Bruno Lima Rocha
Francis I and the conservative modesty
Jorge Mario Bergoglio comes from within the working class amidst the splendor and belligerent Buenos Aires of the ‘30s. He is the son of an Italian Piedmontese immigrant couple, his father was a railman and his mother worked at home. Unlike most of his countrymen, he shared parts of popular culture, but not the values of organized labor at the time. Not by a long way had his education been crossed either by the ideas of the left or of Peronism. Hence in Argentina, even now at the height of “papamania” (“pope-mania”), the most famous fan of San Lorenzo de Almagro football club is seen both as a conservative and a man of the people.

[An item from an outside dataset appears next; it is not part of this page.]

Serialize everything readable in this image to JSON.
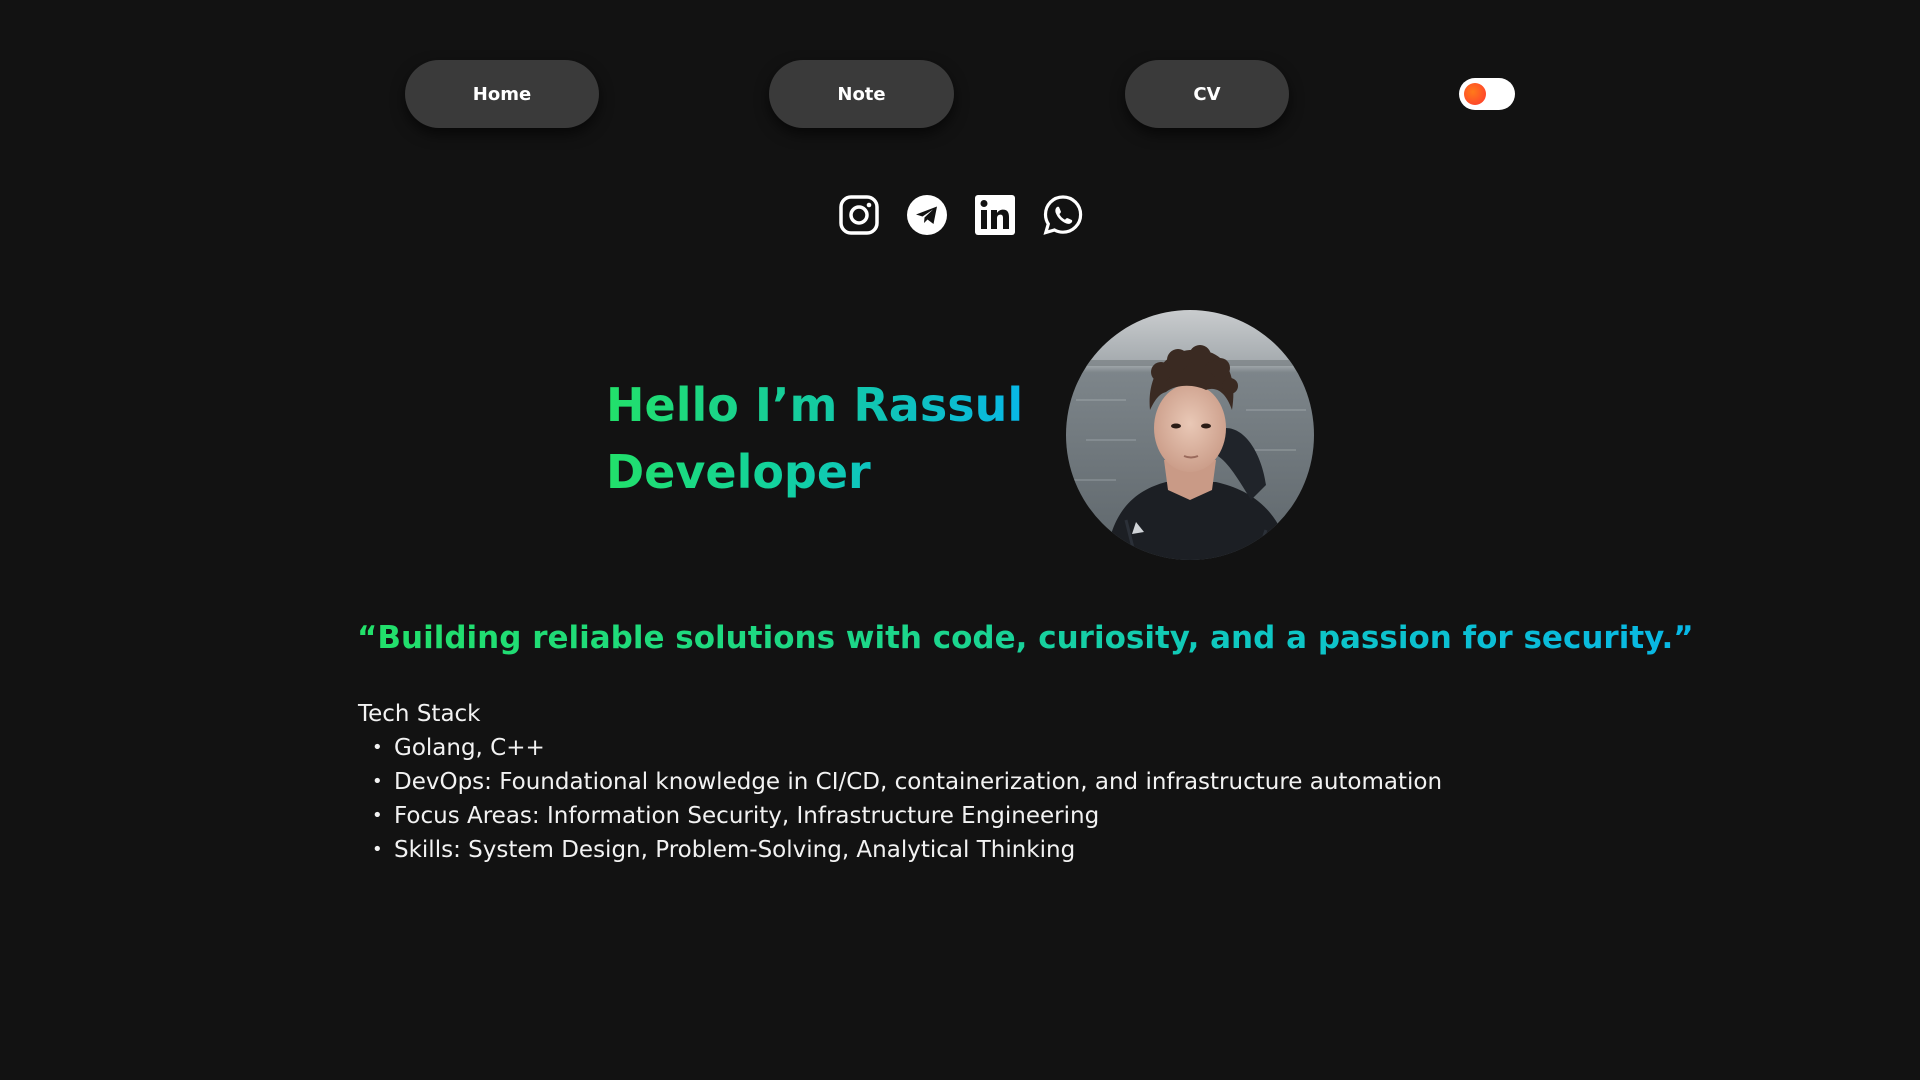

Sworn pope, Francis I is executing the maneuver that Norberto Bobbio called “renewal for conservation”. It is a mandatory part of the manual of any analyst or scholar of politics and seeks to enlist cadres to inject new blood into such an ancient institution, intending to keep it alive. Nothing too bad if it had not been a sick institution, in the words of Bergoglio, published on the front page of Noticias magazine – a weekly Argentine opposition publication — signed by one of his authorized biographers. The July 20 edition leaves no room for doubt. The pontiff will try to strengthen the identity of the Church as devoted to the humble, but it will be far from Liberation Theology and ecumenism.
The pope’s speech may seem transformative, but it mirrors the reflection of the internal disputes in the Roman Curia. The Vatican State may, like any institution, be insulated, becoming an end in itself, making its hierarchy richer and more powerful and not attending to the alleged means and proposals. Because of this inner sickness Francisco proclaimed, “I did not bring gold but the message of Christ”. It is common for governments to take over part of the State to serve the interests of the dominant class allied to the economic agents and authorized representatives of the time. In the case of the Vatican the ruling elite and dominant class are synonymous and it is against this summit and its rather commendable practices that Bergoglio is struggling.
In the late ‘80s, Karol Wojtyla’s visits to Latin America fought Liberation Theology and its ecumenical practices and socializing activities. During the 70’s and 80’s, the progressive wing of the Catholic Church directly supported guerrillas in Nicaragua, El Salvador, Guatemala and Colombia. Nowadays, the Argentine priest is more modest. In 2013, the first Latin American pope attends to a domestic agenda, fighting opulence within the Church and recruiting young people to its faith. Proponents of Catholicism should be debating their church’s taboo themes instead of just being content with a minimally correct pope, although conservative. Societies in this part of the world advanced in every way. The Roman Church, Francis I’s institution, no.